7 milyon asgari ücretli olduğu belirtiliyor ancak etrafına çapanmış ücretlerle asgari olanın aslında ortalama olduğunu ve bu haliyle 7 milyonu 2’ye 3’e katladığını biliyoruz. Asgari ücret seçim parantezine sıkıştırılabilir mi?
DİSK-AR’ın Aralık 2021’de yayınladığı “Asgari Ücret Gerçeği 2022 Raporu”ndaki hesaplamalarına göre ücretli çalışanların yaklaşık yüzde 57’si asgari ücret civarında bir ücret karşılığında çalışıyor (AB ülkelerinde bu oranı yüzde 9 dolayında). Bu da en az 10 milyon emekçinin asgari ücret ve bunun civarında bir ücretle çalıştığı anlamına geliyor. Bu arada 3,5 milyonu aşkın işçi de emeğinin karşılığı olarak asgari ücrete bile erişemiyor.
Bakmakla yükümlü oldukları aileleriyle birlikte düşündüğünüzde doğrudan ya da dolaylı olarak asgari ücretin yaşamlarını sürdürdükleri geliri belirleyen geniş bir halk kesimi vardır. Demokrasinin işler olduğu bir toplumda bunun seçim sandığına yansımaması düşünülemez.
Ancak sınıf saiklerinin son derece zayıf olduğu; siyasal tercihlerin milliyetçilik ve dindarlık üzerinden belirlendiği; insan haklarının, özgürlüklerin ve hukukun üstünlüğünün fazlaca önemsenmediği otoriter rejimle yönetilen bir toplumda diyalektik bu şekilde işlemeyebilir.
Emek örgütü sendikaların asgari ücret taleplerini ve bu konuda işçi mücadelesini örgütleme pratiklerini nasıl gözlemliyorsunuz?

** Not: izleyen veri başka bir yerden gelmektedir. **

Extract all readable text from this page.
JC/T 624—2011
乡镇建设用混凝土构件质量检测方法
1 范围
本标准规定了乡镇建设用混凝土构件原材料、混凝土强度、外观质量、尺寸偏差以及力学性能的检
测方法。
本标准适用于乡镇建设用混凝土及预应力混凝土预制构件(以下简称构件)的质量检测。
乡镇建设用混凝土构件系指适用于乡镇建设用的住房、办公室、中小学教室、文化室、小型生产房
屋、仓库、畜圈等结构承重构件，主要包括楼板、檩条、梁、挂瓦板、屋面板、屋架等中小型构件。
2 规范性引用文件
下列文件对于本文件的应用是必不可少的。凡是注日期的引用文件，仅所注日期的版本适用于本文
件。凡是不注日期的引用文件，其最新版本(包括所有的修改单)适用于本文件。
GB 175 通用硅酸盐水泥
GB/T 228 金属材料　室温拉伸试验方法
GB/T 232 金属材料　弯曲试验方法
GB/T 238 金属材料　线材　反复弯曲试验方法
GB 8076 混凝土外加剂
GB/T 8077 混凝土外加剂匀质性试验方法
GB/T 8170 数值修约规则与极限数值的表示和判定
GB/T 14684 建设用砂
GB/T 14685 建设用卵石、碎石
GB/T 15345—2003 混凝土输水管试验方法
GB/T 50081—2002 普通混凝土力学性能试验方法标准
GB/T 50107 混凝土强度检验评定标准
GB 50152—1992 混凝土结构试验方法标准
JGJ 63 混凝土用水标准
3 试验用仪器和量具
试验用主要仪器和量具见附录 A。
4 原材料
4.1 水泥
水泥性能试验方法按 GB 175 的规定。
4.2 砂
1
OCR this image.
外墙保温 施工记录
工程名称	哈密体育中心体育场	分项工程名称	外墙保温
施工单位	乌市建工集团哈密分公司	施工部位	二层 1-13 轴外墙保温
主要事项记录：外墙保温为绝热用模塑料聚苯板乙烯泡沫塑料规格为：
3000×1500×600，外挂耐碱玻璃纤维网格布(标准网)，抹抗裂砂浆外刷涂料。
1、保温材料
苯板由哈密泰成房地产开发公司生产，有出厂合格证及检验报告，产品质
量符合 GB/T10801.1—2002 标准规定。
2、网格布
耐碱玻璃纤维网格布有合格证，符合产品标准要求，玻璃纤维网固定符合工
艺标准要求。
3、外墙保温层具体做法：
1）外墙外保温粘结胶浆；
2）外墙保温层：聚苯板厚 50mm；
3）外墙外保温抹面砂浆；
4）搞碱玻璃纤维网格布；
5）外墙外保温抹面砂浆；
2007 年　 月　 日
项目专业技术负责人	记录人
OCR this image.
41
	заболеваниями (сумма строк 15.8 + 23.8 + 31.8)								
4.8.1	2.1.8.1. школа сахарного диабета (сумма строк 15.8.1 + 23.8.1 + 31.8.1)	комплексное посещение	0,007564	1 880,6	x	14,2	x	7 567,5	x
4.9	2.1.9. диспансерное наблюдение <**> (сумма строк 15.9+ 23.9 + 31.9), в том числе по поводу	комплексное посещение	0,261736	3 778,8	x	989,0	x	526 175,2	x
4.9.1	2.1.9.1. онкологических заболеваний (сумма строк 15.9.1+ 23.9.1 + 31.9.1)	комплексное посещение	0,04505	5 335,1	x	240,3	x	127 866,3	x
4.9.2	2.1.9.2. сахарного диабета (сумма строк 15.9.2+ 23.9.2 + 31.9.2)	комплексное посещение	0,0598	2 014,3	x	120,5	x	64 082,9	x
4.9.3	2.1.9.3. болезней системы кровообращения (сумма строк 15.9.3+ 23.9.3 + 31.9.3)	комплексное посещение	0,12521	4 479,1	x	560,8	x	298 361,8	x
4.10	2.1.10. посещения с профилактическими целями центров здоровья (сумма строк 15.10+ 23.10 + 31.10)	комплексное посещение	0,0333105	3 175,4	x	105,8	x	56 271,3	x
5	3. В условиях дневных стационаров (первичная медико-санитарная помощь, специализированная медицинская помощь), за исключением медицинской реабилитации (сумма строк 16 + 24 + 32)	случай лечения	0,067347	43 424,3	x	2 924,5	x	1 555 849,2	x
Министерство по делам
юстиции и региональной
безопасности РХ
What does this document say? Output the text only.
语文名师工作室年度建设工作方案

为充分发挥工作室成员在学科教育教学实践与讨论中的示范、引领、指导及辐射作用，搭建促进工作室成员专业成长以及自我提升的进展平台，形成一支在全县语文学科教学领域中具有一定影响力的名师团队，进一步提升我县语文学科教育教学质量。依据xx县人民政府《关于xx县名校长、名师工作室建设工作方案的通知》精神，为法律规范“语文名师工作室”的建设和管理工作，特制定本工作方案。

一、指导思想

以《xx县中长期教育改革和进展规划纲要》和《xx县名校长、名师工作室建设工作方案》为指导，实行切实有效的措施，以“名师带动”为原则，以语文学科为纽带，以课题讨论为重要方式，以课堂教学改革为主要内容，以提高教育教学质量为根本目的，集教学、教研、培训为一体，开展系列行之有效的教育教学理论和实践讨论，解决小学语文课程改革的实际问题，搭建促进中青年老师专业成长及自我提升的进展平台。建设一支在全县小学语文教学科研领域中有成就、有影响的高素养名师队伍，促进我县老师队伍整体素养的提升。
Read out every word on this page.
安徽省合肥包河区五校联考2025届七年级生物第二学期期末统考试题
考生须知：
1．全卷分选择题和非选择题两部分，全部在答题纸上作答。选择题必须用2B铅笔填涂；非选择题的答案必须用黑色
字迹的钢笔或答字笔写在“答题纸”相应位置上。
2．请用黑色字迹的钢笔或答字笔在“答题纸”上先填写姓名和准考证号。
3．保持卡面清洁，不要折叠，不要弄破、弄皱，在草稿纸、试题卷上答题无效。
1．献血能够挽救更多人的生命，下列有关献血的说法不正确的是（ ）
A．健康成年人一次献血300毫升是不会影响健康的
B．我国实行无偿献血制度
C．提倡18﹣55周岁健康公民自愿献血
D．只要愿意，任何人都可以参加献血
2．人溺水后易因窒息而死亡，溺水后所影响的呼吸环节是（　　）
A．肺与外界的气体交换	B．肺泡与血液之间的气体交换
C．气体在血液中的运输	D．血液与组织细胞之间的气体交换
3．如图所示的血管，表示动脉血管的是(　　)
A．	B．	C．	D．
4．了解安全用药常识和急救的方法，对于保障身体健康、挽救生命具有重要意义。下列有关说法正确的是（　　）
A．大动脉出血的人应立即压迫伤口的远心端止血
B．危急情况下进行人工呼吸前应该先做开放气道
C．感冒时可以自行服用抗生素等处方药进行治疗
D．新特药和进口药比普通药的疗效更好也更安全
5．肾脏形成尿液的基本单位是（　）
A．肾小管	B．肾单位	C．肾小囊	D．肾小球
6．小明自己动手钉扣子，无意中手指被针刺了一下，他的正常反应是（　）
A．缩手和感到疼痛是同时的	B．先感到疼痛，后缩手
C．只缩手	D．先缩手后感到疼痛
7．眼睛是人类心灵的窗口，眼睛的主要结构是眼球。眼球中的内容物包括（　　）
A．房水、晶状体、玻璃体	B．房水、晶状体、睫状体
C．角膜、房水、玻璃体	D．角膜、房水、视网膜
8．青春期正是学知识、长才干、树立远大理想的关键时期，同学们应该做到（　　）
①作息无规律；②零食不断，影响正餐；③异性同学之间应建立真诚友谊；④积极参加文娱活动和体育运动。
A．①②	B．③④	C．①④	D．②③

Daha önce de belirtmeye çalıştığım gibi Türk İş’in asgari ücret talebi emekçileri açlık sınırına mahkum eden sermayenin ve siyasi iktidarın taleplerinden çok da farklı değildir. Peki Türk İş böyledir de diğer işçi örgütleri farklı mıdır?
Geçtiğimiz yıl yapılan toplu iş sözleşmelerinin enflasyon karşısındaki kaybına yönelik kayıtsızlıklarına bakılırsa diğer sendikaların da farklı olmadığını söyleyebiliriz. Toplu sözleşme yetkisi bile yokken mücadele ederek kazanım elde eden sendikaları tenzih ediyorum tabi.
İşçi sınıfına yabancılaşmış, bürokratikleşmiş sendikalar emekçilere zarardan başka bir şey vermiyor. Artık tarih sahnesinden tası tarağı toplayıp çekilmeleri ve yerlerini üye sayısı ve maddi olanakları bakımından küçük ama mücadele azmi büyük sendikalara bırakmaları gerekiyor.
Geniş kitleler için geçerli olan ve giderek ağırlaşarak yaygınlaştığını izlediğimiz yoksulluk/ işsizlik/düşük ücret/ geçinememe tablosunun siyasi sonuçları olacak mı?
Tekrara düşmemek için, bu sorunuzu sınıflar arası mücadelenin belirleyeceğini söyleyerek yanıtlamış olayım. Sınıf perspektifine sahip toplumsal hareketler mücadeleyi yükseltebildikleri sürece ezilenler, sömürülenler, ayrımcılığa uğrayanlar siyasette de daha fazla söz sahibi olabilecektir.